Despite the greater scope for urban public amenities suggested by New Deal legislation enabling federal involvement in town building and public housing, it was the FHA’s mortgage insurance for private subdivisions that proved to have the greatest long-term effect on American urbanization patterns. As real estate historian Marc A. Weiss has stated: “This new federal agency, run to a large extent both by and for bankers, builders, and brokers, exercised great political power in pressuring local planners and government officials to conform to its requirements.” Between 1934 and 1940, Weiss concludes that “FHA had fully established the land planning and development process and pattern that a decade later captured media attention as ‘postwar suburbanization.'” Barry Checkoway notes that accounts of subdivisions “exploding” often attributed their growth to consumer choice, but in fact consumers had little choice. The well-designed urban multi-family projects Bauer and others had envisioned were not available as alternatives to the large subdivisions of inexpensive houses constructed by the big builders who now controlled the housing market.
The distrust and anger generated by the two-tier housing solution endure today. Public policy has separated affluent and poor, white and black, male-headed households and female-headed households, young families and the elderly. Advocates of affordable housing and urban amenities often see white suburbs and their residents as the enemy, while many affluent white suburban homeowners and successful builders don’t want to deal with city problems. The two-tier solution also dampened idealism in the planning and design professions. Architects lost the chance to build large amounts of affordable multi-family housing with sophisticated designs. Regional planners lost the chance to direct the location and site design of massive postwar construction.

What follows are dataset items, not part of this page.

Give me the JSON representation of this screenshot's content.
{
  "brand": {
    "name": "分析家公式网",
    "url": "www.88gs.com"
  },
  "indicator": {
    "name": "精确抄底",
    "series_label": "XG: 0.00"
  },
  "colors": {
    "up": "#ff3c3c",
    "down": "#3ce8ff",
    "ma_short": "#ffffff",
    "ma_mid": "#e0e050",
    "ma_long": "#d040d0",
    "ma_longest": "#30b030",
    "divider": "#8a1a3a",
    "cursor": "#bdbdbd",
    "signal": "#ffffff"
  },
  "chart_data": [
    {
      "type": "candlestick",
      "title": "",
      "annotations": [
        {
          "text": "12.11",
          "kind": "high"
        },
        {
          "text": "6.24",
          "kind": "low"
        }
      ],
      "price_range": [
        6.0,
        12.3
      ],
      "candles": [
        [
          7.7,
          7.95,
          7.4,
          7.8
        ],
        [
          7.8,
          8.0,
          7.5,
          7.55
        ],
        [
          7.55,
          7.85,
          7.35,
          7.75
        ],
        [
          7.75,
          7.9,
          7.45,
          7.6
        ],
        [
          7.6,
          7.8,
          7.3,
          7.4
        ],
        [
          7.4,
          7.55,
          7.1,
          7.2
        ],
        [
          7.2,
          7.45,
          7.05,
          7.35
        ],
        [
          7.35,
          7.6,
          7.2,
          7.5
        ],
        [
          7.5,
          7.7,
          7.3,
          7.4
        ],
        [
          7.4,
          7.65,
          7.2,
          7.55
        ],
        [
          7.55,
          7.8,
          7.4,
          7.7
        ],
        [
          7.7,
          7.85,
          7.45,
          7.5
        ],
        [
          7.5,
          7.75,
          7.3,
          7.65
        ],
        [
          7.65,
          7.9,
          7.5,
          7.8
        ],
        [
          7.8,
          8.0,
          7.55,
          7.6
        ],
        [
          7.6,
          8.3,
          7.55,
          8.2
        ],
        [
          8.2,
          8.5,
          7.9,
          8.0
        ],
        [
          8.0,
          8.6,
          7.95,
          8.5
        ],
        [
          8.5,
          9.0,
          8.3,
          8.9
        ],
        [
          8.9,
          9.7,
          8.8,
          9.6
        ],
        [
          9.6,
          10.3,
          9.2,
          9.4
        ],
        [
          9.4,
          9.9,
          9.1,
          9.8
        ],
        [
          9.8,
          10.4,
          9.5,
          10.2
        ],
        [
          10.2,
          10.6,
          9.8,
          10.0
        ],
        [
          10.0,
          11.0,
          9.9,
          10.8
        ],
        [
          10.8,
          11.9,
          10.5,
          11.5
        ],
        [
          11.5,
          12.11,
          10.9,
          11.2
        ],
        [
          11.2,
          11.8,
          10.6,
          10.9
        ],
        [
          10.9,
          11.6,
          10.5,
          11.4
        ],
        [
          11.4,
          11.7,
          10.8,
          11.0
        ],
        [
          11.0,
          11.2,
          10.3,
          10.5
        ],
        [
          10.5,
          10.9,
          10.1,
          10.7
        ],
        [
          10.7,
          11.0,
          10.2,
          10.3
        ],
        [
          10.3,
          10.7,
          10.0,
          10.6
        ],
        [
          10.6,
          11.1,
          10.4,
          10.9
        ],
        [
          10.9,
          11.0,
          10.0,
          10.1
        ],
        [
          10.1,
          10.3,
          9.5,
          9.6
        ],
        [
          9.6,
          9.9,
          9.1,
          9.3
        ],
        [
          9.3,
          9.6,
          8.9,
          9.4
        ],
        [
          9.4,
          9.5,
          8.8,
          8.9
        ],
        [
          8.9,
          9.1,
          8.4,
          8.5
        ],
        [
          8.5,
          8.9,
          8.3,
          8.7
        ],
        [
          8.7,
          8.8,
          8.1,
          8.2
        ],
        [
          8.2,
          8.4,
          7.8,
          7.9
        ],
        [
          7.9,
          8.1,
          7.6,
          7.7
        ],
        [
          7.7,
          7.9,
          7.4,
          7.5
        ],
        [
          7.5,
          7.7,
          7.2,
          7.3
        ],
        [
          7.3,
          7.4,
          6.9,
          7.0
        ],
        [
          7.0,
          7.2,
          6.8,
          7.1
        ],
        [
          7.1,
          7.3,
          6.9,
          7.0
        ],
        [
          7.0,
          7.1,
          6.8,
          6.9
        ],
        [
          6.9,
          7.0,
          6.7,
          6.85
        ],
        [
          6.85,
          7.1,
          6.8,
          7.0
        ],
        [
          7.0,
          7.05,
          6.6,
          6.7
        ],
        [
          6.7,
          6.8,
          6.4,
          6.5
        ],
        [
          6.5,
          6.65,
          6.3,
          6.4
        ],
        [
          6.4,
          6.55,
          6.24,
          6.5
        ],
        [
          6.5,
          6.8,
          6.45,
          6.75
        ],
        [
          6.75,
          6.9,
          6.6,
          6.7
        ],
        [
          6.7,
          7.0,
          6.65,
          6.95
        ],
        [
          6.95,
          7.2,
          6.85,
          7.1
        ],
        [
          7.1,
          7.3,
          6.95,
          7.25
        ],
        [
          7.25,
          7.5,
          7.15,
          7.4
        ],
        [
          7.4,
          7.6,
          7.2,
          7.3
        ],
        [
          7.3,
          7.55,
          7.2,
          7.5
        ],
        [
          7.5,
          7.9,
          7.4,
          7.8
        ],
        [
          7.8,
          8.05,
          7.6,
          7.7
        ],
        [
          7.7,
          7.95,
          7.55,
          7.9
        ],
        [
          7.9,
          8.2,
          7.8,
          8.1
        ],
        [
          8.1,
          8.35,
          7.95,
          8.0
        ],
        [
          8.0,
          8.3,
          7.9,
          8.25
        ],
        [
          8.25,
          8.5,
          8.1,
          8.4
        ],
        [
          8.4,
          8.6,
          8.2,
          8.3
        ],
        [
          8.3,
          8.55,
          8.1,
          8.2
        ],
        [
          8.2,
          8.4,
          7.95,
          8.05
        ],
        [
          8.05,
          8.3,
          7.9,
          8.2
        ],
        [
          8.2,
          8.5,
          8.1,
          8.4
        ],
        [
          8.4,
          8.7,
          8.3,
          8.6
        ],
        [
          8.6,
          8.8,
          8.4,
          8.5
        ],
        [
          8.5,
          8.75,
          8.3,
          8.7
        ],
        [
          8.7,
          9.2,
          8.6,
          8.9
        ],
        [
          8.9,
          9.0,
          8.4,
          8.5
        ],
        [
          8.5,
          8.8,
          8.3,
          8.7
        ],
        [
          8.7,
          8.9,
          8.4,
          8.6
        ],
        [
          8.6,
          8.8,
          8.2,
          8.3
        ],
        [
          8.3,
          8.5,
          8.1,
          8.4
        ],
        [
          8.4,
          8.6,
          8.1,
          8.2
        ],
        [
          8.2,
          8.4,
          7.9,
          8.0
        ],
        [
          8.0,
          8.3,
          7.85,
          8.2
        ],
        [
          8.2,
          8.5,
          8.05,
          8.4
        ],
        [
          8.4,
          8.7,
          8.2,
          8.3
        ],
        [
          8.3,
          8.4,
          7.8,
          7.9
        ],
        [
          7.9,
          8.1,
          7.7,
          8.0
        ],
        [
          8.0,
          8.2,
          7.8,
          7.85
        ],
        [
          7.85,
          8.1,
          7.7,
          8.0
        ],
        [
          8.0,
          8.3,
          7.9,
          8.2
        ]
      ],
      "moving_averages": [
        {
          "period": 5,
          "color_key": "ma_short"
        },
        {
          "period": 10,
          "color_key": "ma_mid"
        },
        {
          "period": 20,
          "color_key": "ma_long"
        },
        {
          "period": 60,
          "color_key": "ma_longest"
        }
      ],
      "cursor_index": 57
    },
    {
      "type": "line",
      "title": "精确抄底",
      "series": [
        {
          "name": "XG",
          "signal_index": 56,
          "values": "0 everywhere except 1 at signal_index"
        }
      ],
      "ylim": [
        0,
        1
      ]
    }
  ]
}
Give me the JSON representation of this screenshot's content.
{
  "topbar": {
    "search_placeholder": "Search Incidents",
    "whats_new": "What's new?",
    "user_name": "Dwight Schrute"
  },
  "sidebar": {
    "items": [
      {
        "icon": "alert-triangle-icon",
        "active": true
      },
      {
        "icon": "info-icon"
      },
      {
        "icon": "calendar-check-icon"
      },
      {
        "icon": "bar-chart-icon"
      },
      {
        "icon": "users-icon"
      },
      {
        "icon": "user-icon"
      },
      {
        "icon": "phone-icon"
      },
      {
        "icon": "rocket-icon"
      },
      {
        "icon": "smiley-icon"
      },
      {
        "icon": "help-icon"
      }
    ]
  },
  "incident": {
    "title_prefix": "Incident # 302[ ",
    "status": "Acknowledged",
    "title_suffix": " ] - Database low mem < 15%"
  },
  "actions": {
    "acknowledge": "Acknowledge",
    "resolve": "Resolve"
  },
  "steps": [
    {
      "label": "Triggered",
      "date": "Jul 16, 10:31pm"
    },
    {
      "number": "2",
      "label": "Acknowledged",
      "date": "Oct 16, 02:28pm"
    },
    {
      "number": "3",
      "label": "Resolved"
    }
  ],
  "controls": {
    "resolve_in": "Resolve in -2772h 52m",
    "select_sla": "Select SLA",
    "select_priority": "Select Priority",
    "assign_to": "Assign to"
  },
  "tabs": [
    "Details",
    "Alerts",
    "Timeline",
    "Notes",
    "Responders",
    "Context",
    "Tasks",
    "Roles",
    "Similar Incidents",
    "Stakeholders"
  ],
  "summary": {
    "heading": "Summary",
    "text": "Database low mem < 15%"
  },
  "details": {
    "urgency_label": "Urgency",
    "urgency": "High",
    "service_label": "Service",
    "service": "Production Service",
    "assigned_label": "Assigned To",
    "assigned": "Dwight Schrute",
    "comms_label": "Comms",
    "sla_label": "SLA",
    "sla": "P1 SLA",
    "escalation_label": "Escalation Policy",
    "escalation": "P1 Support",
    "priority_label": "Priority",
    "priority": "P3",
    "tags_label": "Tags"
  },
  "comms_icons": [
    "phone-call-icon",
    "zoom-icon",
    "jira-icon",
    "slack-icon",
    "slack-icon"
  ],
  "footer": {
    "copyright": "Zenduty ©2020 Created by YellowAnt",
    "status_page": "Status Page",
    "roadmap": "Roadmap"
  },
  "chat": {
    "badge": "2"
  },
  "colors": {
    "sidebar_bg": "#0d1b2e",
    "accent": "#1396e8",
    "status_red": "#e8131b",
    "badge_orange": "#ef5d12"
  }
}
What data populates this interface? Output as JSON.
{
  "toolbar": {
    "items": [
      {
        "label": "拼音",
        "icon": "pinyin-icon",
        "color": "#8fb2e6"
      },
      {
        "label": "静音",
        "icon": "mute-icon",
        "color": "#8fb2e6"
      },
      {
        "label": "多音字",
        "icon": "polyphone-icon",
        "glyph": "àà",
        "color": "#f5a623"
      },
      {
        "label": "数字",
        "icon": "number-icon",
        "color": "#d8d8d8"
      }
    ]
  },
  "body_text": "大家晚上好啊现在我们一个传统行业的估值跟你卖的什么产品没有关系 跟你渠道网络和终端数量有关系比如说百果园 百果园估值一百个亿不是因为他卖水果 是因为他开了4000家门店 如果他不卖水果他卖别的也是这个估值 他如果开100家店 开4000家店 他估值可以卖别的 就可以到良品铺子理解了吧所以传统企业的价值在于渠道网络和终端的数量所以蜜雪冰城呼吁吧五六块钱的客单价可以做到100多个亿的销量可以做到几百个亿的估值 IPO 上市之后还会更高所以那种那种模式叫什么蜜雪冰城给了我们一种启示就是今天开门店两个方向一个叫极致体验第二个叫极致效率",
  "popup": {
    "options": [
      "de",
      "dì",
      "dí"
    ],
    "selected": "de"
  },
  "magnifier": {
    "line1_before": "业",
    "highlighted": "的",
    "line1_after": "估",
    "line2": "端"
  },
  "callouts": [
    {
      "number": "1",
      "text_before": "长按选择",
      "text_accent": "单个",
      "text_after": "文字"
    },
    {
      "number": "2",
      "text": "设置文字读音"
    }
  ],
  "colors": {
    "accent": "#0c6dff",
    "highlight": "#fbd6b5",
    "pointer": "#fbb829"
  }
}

Sixty years later, metropolitan regions are still shaped by the outcome of these old debates.
Dolores Hayden is professor of architecture, urbanism and American studies at Yale University. With support from the Lincoln Institute, she is working on a new history of American suburbia, Model Houses for the Millions: Making the American Suburban Landscape, 1820-2000.
Her new working paper, Model Houses for the Millions: Making the American Suburban Landscape, 1820-2000, is currently available from the Lincoln Institute.
References
Catherine Bauer. 1934. Modern Housing. Boston, MA: Houghton Mifflin.
Rosalyn Baxandall and Elizabeth Ewen. 2000. Picture Windows: How the Suburbs Happened. New York, NY: Basic Books.
Barry Checkoway. 1986. “Large Builders, Federal Housing Programs, and Postwar Suburbanization,” in Rachel G. Bratt, Chester Hartman, and Ann Meyerson, Critical Perspectives on Housing. Philadelphia, PA: Temple University Press. 119-138.
Keller Easterling. 1999. Organization Space. Cambridge, MA: The MIT Press.
Dolores Hayden. 1984. Redesigning the American Dream: The Future of Housing, Work, and Family Life. New York, NY: W.W. Norton.
Kenneth T. Jackson. 1985. Crabgrass Frontier. New York, NY: Oxford University Press.
Gail Radford. 1996. Modern Housing in America: Policy Struggles in the New Deal Era. Chicago, IL: University of Chicago Press.
Marc A. Weiss. 1987. The Rise of the Community Builders: The American Real Estate Industry and Urban Land Use Planning. New York, NY: Columbia University Press.